Something clattered through the canopy overhead. Yuri looked up, flinching. He had an impression of something big, fragile, a framework with vanes flapping and whirling. It was like the ‘kites’ he had seen over the lake, but much bigger. The kite ducked down towards them, maybe drawn by their movement.
Onizuka lifted his crossbow and shot off bolts, without hesitation, one, two. Onizuka had been practising with the weapon, with Harry Thorne and Martha.
The first shot missed, and went sailing up into the canopy. But the second ripped through the flyer’s structure. Yuri thought he heard a kind of screech as fragile vanes folded back. The flyer, driven forward by its own momentum, smashed into a tree trunk and came spinning down towards the ground, tearing and clattering, to hit the litter on the deck with a surprisingly soft impact.
Onizuka whooped and raised a fist. ‘Got you.’ He led the way, jogging through the leaf debris.
The fallen creature was a jumble of broken struts and ripped panels of a fine, translucent, brownish skin, like a crashed Wright Brothers aeroplane.
‘Wow,’ Lemmy said. ‘Its wingspan must have been three, four metres when it was in flight.’
‘But that’s the wrong word,’ Martha said. She knelt, pulled at a panel, unfolded it to revealed ripped skin. ‘ “Wingspan.” These weren’t wings. They’re more like – what, vanes? They were rotating, like chopper blades.’
Prodding at the fallen creature, they pieced together its structure, or anyhow a best guess at it. There was a stubby cylindrical core body, itself not solid but a mass of rods and fibres. When Yuri plucked a strut at random from the core carcass, it looked just like a stem, one of the reeds from the lake. There had been two sets of vanes, each a triple set – threefold symmetry, like the great leaves of the trees – that had each been attac
hed to the main body by a kind of ball-and-socket joint, lubricated by what looked like tree marrow.
Martha poked at the main body, working a finger in through a cage of stems. When she withdrew the finger it was sticky with marrow. ‘Yuck. I’m guessing that’s some kind of stomach in there. There’s a mass of stems, and skin stuff, and marrow.’
‘Maybe it feeds on the big tree leaves,’ Lemmy said.
‘Maybe. Or on smaller critters.’ Martha shrugged, and glanced up into the canopy. ‘Who knows what’s up there?’
Another rustle, a scrape, this time coming at them along the ground. They stepped back from the flyer and pulled together, instinctively.

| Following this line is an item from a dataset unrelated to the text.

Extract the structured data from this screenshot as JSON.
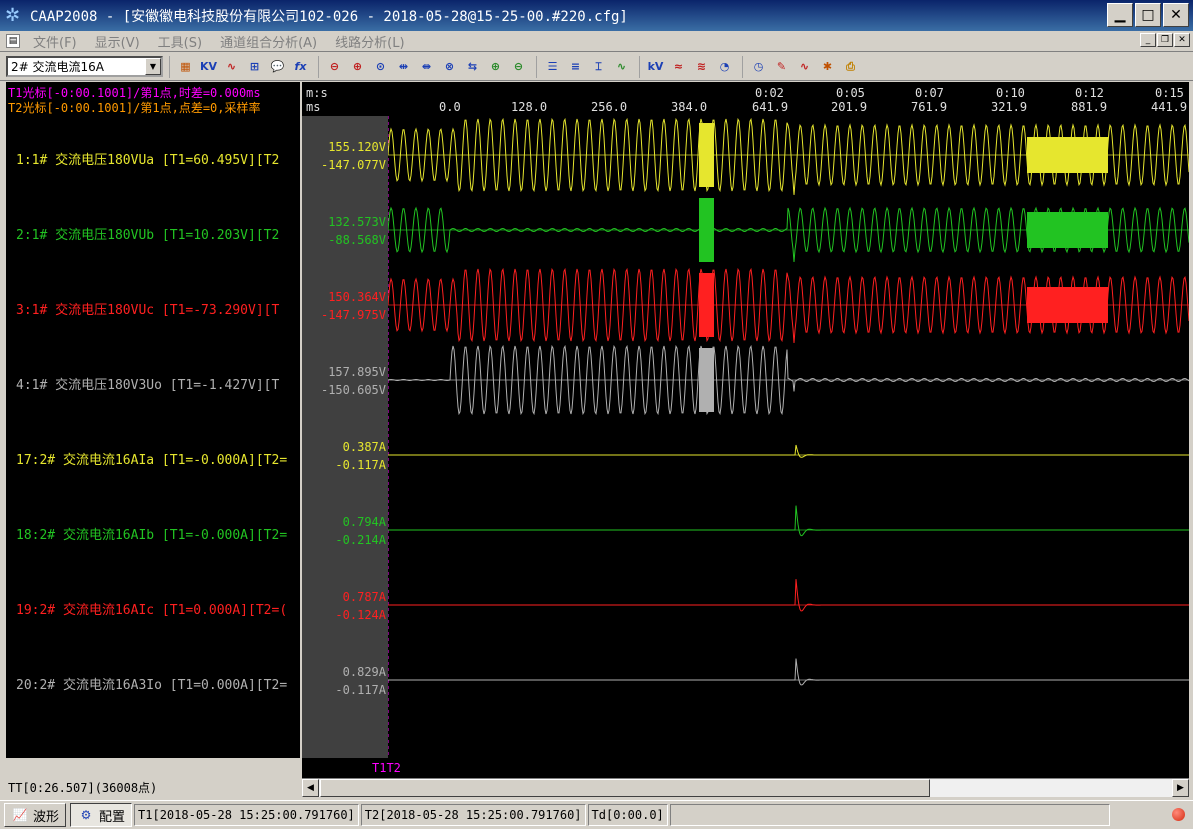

In the canopy shadow Yuri saw creatures moving, built like tripods, maybe a metre tall, each a clattering construct of stems and skin panels, like a toy of wood and canvas. They moved in whirls like spinning skaters, a whole flock of them heading straight for the fallen flyer.
Straight for the human party, in fact.
Again Onizuka raised his crossbow.
Martha grabbed his arm. ‘You don’t need to kill everything we come across.’

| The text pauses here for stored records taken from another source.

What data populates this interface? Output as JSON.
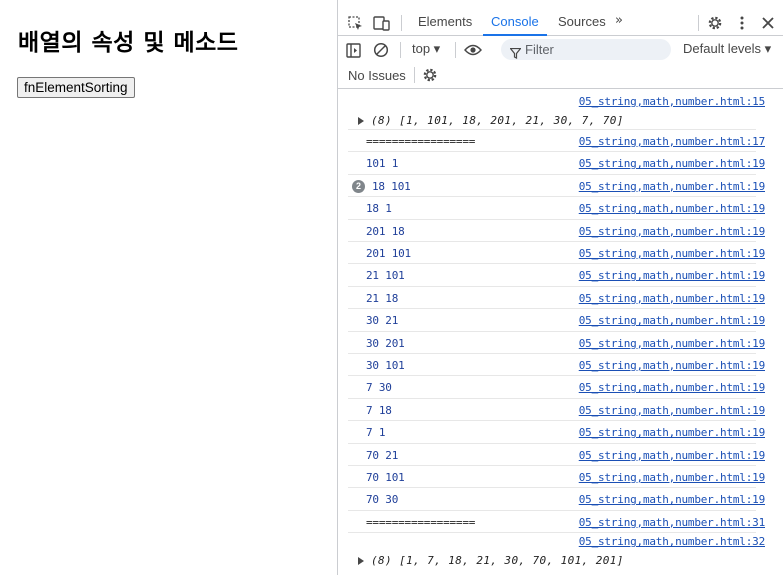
{
  "page": {
    "title": "배열의 속성 및 메소드",
    "button_label": "fnElementSorting"
  },
  "devtools": {
    "tabs": [
      "Elements",
      "Console",
      "Sources"
    ],
    "active_tab": "Console",
    "more_tabs_glyph": "»",
    "context": "top ▾",
    "filter_placeholder": "Filter",
    "levels": "Default levels ▾",
    "issues": "No Issues",
    "accent_color": "#1a73e8"
  },
  "console": {
    "first_source": "05_string,math,number.html:15",
    "first_array": "(8) [1, 101, 18, 201, 21, 30, 7, 70]",
    "rows": [
      {
        "msg": "=================",
        "src": "05_string,math,number.html:17",
        "count": ""
      },
      {
        "msg": "101 1",
        "src": "05_string,math,number.html:19",
        "count": ""
      },
      {
        "msg": "18 101",
        "src": "05_string,math,number.html:19",
        "count": "2"
      },
      {
        "msg": "18 1",
        "src": "05_string,math,number.html:19",
        "count": ""
      },
      {
        "msg": "201 18",
        "src": "05_string,math,number.html:19",
        "count": ""
      },
      {
        "msg": "201 101",
        "src": "05_string,math,number.html:19",
        "count": ""
      },
      {
        "msg": "21 101",
        "src": "05_string,math,number.html:19",
        "count": ""
      },
      {
        "msg": "21 18",
        "src": "05_string,math,number.html:19",
        "count": ""
      },
      {
        "msg": "30 21",
        "src": "05_string,math,number.html:19",
        "count": ""
      },
      {
        "msg": "30 201",
        "src": "05_string,math,number.html:19",
        "count": ""
      },
      {
        "msg": "30 101",
        "src": "05_string,math,number.html:19",
        "count": ""
      },
      {
        "msg": "7 30",
        "src": "05_string,math,number.html:19",
        "count": ""
      },
      {
        "msg": "7 18",
        "src": "05_string,math,number.html:19",
        "count": ""
      },
      {
        "msg": "7 1",
        "src": "05_string,math,number.html:19",
        "count": ""
      },
      {
        "msg": "70 21",
        "src": "05_string,math,number.html:19",
        "count": ""
      },
      {
        "msg": "70 101",
        "src": "05_string,math,number.html:19",
        "count": ""
      },
      {
        "msg": "70 30",
        "src": "05_string,math,number.html:19",
        "count": ""
      },
      {
        "msg": "=================",
        "src": "05_string,math,number.html:31",
        "count": ""
      }
    ],
    "last_source": "05_string,math,number.html:32",
    "last_array": "(8) [1, 7, 18, 21, 30, 70, 101, 201]"
  }
}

‘The damn things are heading right at us.’
‘Then get out of their way.’ She pulled him aside, into the cover of the trees, and Yuri and Lemmy followed.
The tripods ignored the humans. Seven, eight, nine of them, they descended on the fallen flyer, and whirred across its body, this way and that, efficiently cutting it to pieces. Yuri saw fine limbs – each multiply articulated, like a spacecraft manipulator arm – pluck at bits of the disintegrated carcass and tuck them into the mesh-like structures that were the cores of the tripods’ own bodies. Yuri had seen beasts like these out on the plains and around the lake, but these were smaller, compact, faster-moving.